現地に着くと、まず目に入るのは、いかにも昔ながらのドライブインらしい佇まいです。現在は「大阪たこ焼きタコっちゃ欽明館店」や、「小麦の奴隷 岩国欽明路店」と軒を並べ、レトロ自販機だけでなくたこ焼きやパンも楽しめる場所になっています。
「タコっちゃ」は、銅板で焼き上げる大玉のたこ焼きが特徴の店です。 そんな今どきの店舗と、昭和レトロな麺類自販機が並んでいる光景が、なんとも不思議で面白いのです。

今回のお目当ては、もちろんレトロな麺類自販機です。レトロ自販機ファンなら見ただけで嬉しくなる、あのデザインです。
「欽明館」には、富士電機製の麺類自動調理販売機が現役で残されています。 富士電機と言えば。大手電気機器メーカーですが、かつてはこうした自販機が全国のドライブインや休憩所で活躍していました。
コンビニもフードコートも今ほど多くなかった時代、ボタンひとつで温かいうどんやそばが食べられる自販機は、ドライバーやライダーにとって頼もしい存在だったはずです。
訪問時に確認できたメニューは、「天ぷらうどん」(350円)、「肉うどん」(400円)、「天ぷらそば」(350円)、「ラーメン」(400円)です。価格も実に良心的で、今の時代に嬉しくなります。お金を入れ、ボタンを押すと、調理中のカウントが始まります。わずか25秒ほどで温かい1杯が出てくる、その待ち時間まで含めてレトロ自販機の楽しさです。
麺類自販機は、あらかじめ丼にセットされた麺と具材を機械内部に収納し、注文が入ると熱湯を注ぎ、丼を回転させて遠心力で湯切りし、つゆを加えて提供する仕組みです。それがなんとも、機械が作ってくれる楽しさがあります。
今回注文したのは「天ぷらうどん」です。久々のレトロ自販機体験が嬉しくて、出来上がりを待つ時間もワクワクします。出てきたのはどう見ても「きつねうどん」ですが、もはやそんなことは気になりません。

ひと口すすると、柚の香りがふわっと上品に香り、つゆの優しさを引き立てています。そして何より強く感じたのが、「これは関西の味付けだ」ということでした。

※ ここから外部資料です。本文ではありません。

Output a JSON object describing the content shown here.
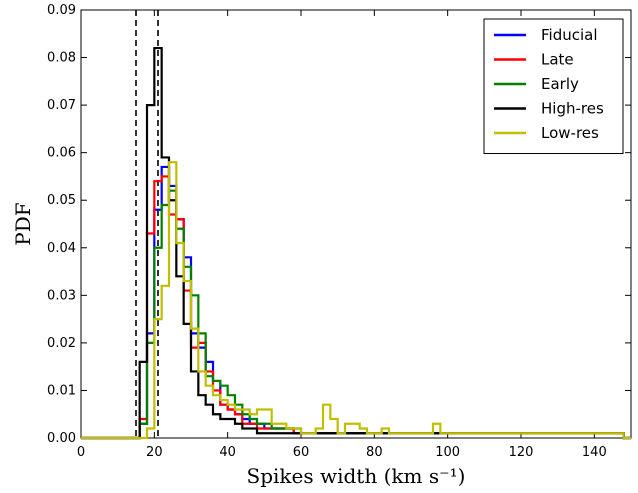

つゆは濃さではなく、出汁の風味で味わうタイプです。これまで北関東に残るレトロ自販機も数多く訪ね、各地でうどんやそばを食べてきましたが、この味は明らかに西のものです。山口まで走って来たからこそ味わえる、地域の違いがここにありました。
油揚げの甘み、柔らかなうどん、柚が香る出汁の風味が感じられるつゆに、ゆで卵まで入っていて想像以上にボリュームがあります。
レトロ自販機のうどんやそばは、小腹を満たすおやつ的な楽しみだと思いますが、「欽明館」のそれは満足感があり、勢いに乗って400円のラーメンも食べてみようかと思いましたがお腹はすっかり満たされてしまいました。次に岩国を訪れた時の楽しみとします。
昭和の機械が平成、令和も動き続け、そこに地元の人や旅人が集まり、温かいうどんやそばを食べる光景にこそ価値がある、と感じます。
バイクで山口県岩国市を走るなら、ぜひ立ち寄りたい旅情あふれる昭和スポットでした。